Subjects were instructed to fast for 4 h prior to the ultrasound scan. The scan was performed by an operator experienced in using the TAEUS system. Subjects were in a slight (30-degree) left lateral decubitus position, with the right arm raised to extend the intercostal space. During a scanning session, the subject’s anatomy was assessed using a wireless, handheld ultrasound system (Vscan Air™ CL, GE Health Care, Milwaukee, WI, USA). A liver window clear of obstructions was first identified with the curved-array side of the probe, after which the subcutaneous fat thickness and liver capsule depth were measured using the linear-array side. The measurement position was marked on the subject with a surgical marker, and the probe orientation was captured with a 9-axis Bluetooth inclinometer (WT901BLECL, WitMotion, Shenzhen, China). Subsequently, a TA scan was performed. A second inclinometer was attached to the TA probe to ensure its orientation matched that of the ultrasound probe. The procedure time for the entire session was usually shorter than 10 min.

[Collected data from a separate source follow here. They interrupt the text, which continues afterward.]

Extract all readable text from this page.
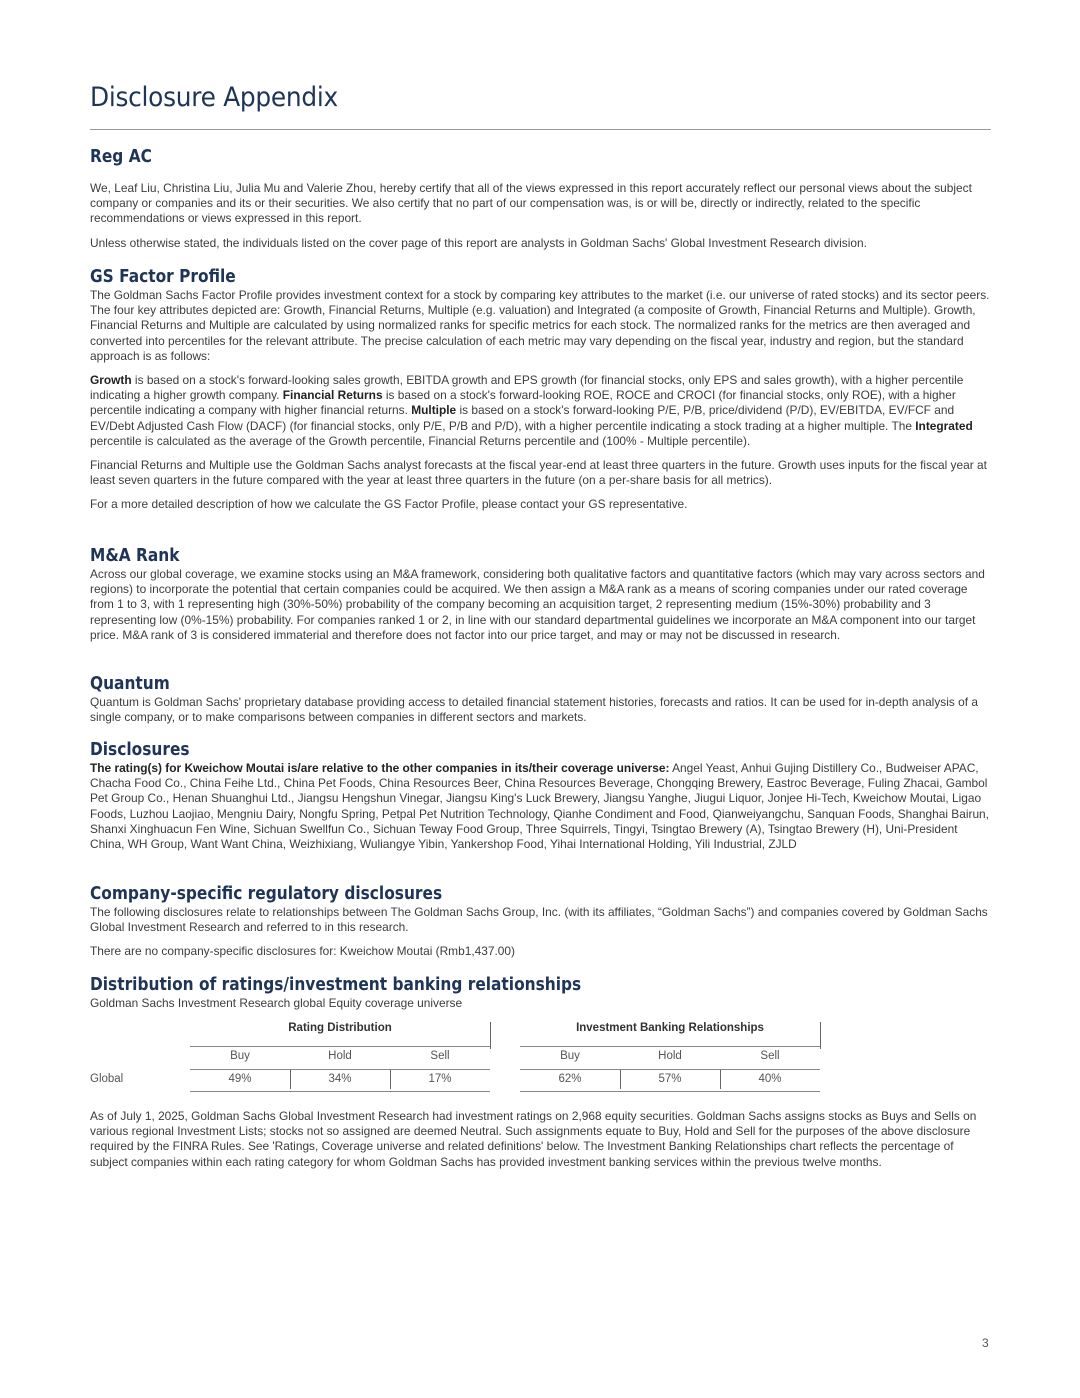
Disclosure Appendix
Reg AC

We, Leaf Liu, Christina Liu, Julia Mu and Valerie Zhou, hereby certify that all of the views expressed in this report accurately reflect our personal views about the subject company or companies and its or their securities. We also certify that no part of our compensation was, is or will be, directly or indirectly, related to the specific recommendations or views expressed in this report.

Unless otherwise stated, the individuals listed on the cover page of this report are analysts in Goldman Sachs' Global Investment Research division.

GS Factor Profile

The Goldman Sachs Factor Profile provides investment context for a stock by comparing key attributes to the market (i.e. our universe of rated stocks) and its sector peers. The four key attributes depicted are: Growth, Financial Returns, Multiple (e.g. valuation) and Integrated (a composite of Growth, Financial Returns and Multiple). Growth, Financial Returns and Multiple are calculated by using normalized ranks for specific metrics for each stock. The normalized ranks for the metrics are then averaged and converted into percentiles for the relevant attribute. The precise calculation of each metric may vary depending on the fiscal year, industry and region, but the standard approach is as follows:

Growth is based on a stock's forward-looking sales growth, EBITDA growth and EPS growth (for financial stocks, only EPS and sales growth), with a higher percentile indicating a higher growth company. Financial Returns is based on a stock's forward-looking ROE, ROCE and CROCI (for financial stocks, only ROE), with a higher percentile indicating a company with higher financial returns. Multiple is based on a stock's forward-looking P/E, P/B, price/dividend (P/D), EV/EBITDA, EV/FCF and EV/Debt Adjusted Cash Flow (DACF) (for financial stocks, only P/E, P/B and P/D), with a higher percentile indicating a stock trading at a higher multiple. The Integrated percentile is calculated as the average of the Growth percentile, Financial Returns percentile and (100% - Multiple percentile).

Financial Returns and Multiple use the Goldman Sachs analyst forecasts at the fiscal year-end at least three quarters in the future. Growth uses inputs for the fiscal year at least seven quarters in the future compared with the year at least three quarters in the future (on a per-share basis for all metrics).

For a more detailed description of how we calculate the GS Factor Profile, please contact your GS representative.

M&A Rank

Across our global coverage, we examine stocks using an M&A framework, considering both qualitative factors and quantitative factors (which may vary across sectors and regions) to incorporate the potential that certain companies could be acquired. We then assign a M&A rank as a means of scoring companies under our rated coverage from 1 to 3, with 1 representing high (30%-50%) probability of the company becoming an acquisition target, 2 representing medium (15%-30%) probability and 3 representing low (0%-15%) probability. For companies ranked 1 or 2, in line with our standard departmental guidelines we incorporate an M&A component into our target price. M&A rank of 3 is considered immaterial and therefore does not factor into our price target, and may or may not be discussed in research.

Quantum

Quantum is Goldman Sachs' proprietary database providing access to detailed financial statement histories, forecasts and ratios. It can be used for in-depth analysis of a single company, or to make comparisons between companies in different sectors and markets.

Disclosures

The rating(s) for Kweichow Moutai is/are relative to the other companies in its/their coverage universe: Angel Yeast, Anhui Gujing Distillery Co., Budweiser APAC, Chacha Food Co., China Feihe Ltd., China Pet Foods, China Resources Beer, China Resources Beverage, Chongqing Brewery, Eastroc Beverage, Fuling Zhacai, Gambol Pet Group Co., Henan Shuanghui Ltd., Jiangsu Hengshun Vinegar, Jiangsu King's Luck Brewery, Jiangsu Yanghe, Jiugui Liquor, Jonjee Hi-Tech, Kweichow Moutai, Ligao Foods, Luzhou Laojiao, Mengniu Dairy, Nongfu Spring, Petpal Pet Nutrition Technology, Qianhe Condiment and Food, Qianweiyangchu, Sanquan Foods, Shanghai Bairun, Shanxi Xinghuacun Fen Wine, Sichuan Swellfun Co., Sichuan Teway Food Group, Three Squirrels, Tingyi, Tsingtao Brewery (A), Tsingtao Brewery (H), Uni-President China, WH Group, Want Want China, Weizhixiang, Wuliangye Yibin, Yankershop Food, Yihai International Holding, Yili Industrial, ZJLD

Company-specific regulatory disclosures

The following disclosures relate to relationships between The Goldman Sachs Group, Inc. (with its affiliates, “Goldman Sachs”) and companies covered by Goldman Sachs Global Investment Research and referred to in this research.

There are no company-specific disclosures for: Kweichow Moutai (Rmb1,437.00)

Distribution of ratings/investment banking relationships

Goldman Sachs Investment Research global Equity coverage universe

Rating Distribution	Investment Banking Relationships
Buy	Hold	Sell	Buy	Hold	Sell
Global	49%	34%	17%	62%	57%	40%

As of July 1, 2025, Goldman Sachs Global Investment Research had investment ratings on 2,968 equity securities. Goldman Sachs assigns stocks as Buys and Sells on various regional Investment Lists; stocks not so assigned are deemed Neutral. Such assignments equate to Buy, Hold and Sell for the purposes of the above disclosure required by the FINRA Rules. See 'Ratings, Coverage universe and related definitions' below. The Investment Banking Relationships chart reflects the percentage of subject companies within each rating category for whom Goldman Sachs has provided investment banking services within the previous twelve months.

3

TAFF and MRI-PDFF evaluations were obtained within a four-week period to minimize changes in the subject’s liver fat. MRI-PDFF images were acquired by certified personnel at the University of Michigan Hospital on a 3.0-T clinical MRI scanner (Ingenia, Philips Healthcare, Amsterdam, The Netherlands). A three-plane localization gradient-echo sequence was first obtained, followed by an mDIXON-Quant sequence in a single breath hold, which automatically reconstructs the PDFF map. The sequence parameters were: 6 TEs (first TE 0.98 ms, delta TE 0.8 ms), TR 6.3 ms, flip angle 3°, parallel imaging SENSE factor 2, no signal averaging, matrix size 160 × 140, field-of-view (FOV) 400 × 350 mm, 77 slices, and slice thickness 3 mm. MRI-PDFF measurements were obtained from nine manually placed circular regions of interest (ROIs), one in each hepatic segment (I, II, III, IVa, IVb, V, VI, VII, and VIII), ranging from 78 mm^2^ (~10 mm diameter) to 314 mm^2^ (~20 mm diameter), while avoiding large blood vessels [60]. The mean PDFF of the nine ROIs was calculated for each scan. University personnel were blinded to the TA LFF results to avoid skewing the comparison.
2.3. Data Analysis
Regression, area under the receiver operating characteristic curve (AUROC), and accuracy analyses were conducted to evaluate TAFF’s performance relative to the reference-standard MRI-PDFF, with each subject represented by a paired measurement (mean TAFF, mean MRI-PDFF). A Bland–Altman analysis [61] was used to visualize the agreement and distribution of measurement errors. As this clinical study is the first to utilize TAFF, the Bland–Altman plot was also used to identify and correct for measurement bias (i.e., the mean error). Following bias correction, a Deming regression analysis [62] was used to evaluate the relationship between the MRI-PDFF and TAFF estimates of the liver fat. Deming regression was chosen because it appropriately accounts for measurement error in both the reference and test methods, making it well-suited to equivalence testing across methods. Unlike ordinary linear regression, which assumes the independent variable is measured without error, Deming regression provides an unbiased estimate of the relationship between two imperfectly measured variables. It is widely used for comparing clinical and analytical methods and is recommended in several methodological guidelines [63].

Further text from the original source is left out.